Exploring the Concept of Liquid Trees in Tackling Climate Change
Liquid Trees!!!, I would have loved to say that three times instead of putting that punctuation mark because it would have sounded more satisfying to say it that way but anyways, I am writing so that would be fine. When I say liquid trees, you start to wonder what I mean so you do not start to say the wrong thing but anyways, I mean liquid trees.
I love plants, and if I am going on a vacation, I would like places with trees so I can be able to enjoy nature's beauty but you see, as important as these trees are to us, civilization has led to deforestation which has brought about having little to no trees in cities and industrial areas. With this, scientists are looking at creating an alternative to having trees, thereby creating liquid trees.

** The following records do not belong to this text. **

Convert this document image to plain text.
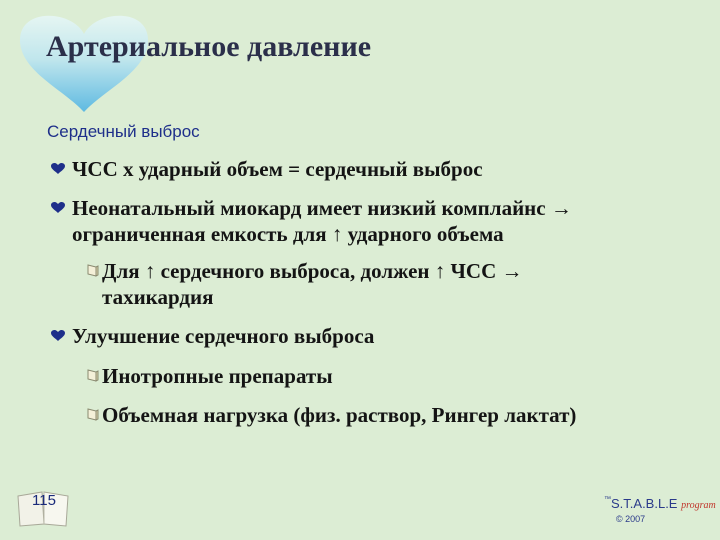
Артериальное давление
Сердечный выброс
ЧСС х ударный объем = сердечный выброс
Неонатальный миокард имеет низкий комплайнс →
ограниченная емкость для ↑ ударного объема
Для ↑ сердечного выброса, должен ↑ ЧСС →
тахикардия
Улучшение сердечного выброса
Инотропные препараты
Объемная нагрузка (физ. раствор, Рингер лактат)
115	™S.T.A.B.L.E program
© 2007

Plants are very important in our ecosystem, helping to combat climate change by trapping carbon dioxide in the atmosphere and producing oxygen. They are very important to us but they look like a very big concern to cities as there is no space to plant them also when trees are grown in areas where there is a high pollutant, their lifespan is shorter. Trees absorb about 10kg to 20kg of carbon dioxide annually but that is not even enough compared to what is released from a car. While trees have their benefits, they also come with their not-so-good effects on us such as allergies during some climate conditions.
With this, scientists have decided to work on Photobioreactors which are closed vacuums and containers containing organisms that use photosynthesis. These organisms are algae and bacteria, and with photosynthesis, these organisms can also absorb carbon dioxide from the environment and release oxygen into the environment. While this is a great one already, there is more to photobioreactors such as their importance in water purification where scientists use algae in the reactor to filter pollutants such as nitrogen, and phosphorus, as well as other contaminants in the water such as estradiol found in birth control pills. They can also filter out larger organic wastewater matter. Currently, a photobioreactor is used to grow spirulina, and hopefully, in the future, it will be used to do other great things such as in agriculture.
Currently, in the quest to replace trees with a better alternative in cities that can still utilize photosynthesis, absorb carbon dioxide, and release oxygen, researchers decided to give a photobioreactor a trial. In Belgrade, researchers created the Liquid 3 photobioreactor which is made up of single-celled algae Chlorella vulgaris which is resistant to high and low temperatures and changes in climate, thereby having an all round a year liquid tree.
While I am going to say that they will replace trees because it will be quite difficult for them to do so. The synergy between traditional trees and their liquid counterparts is a realm ripe for exploration. Perhaps it is in this very symbiosis that we find the key to a greener future. Imagine a cityscape where stately oaks and liquid bioreactors coexist, their collective efforts purifying air, mitigating pollution, and heralding a new era of sustainable living.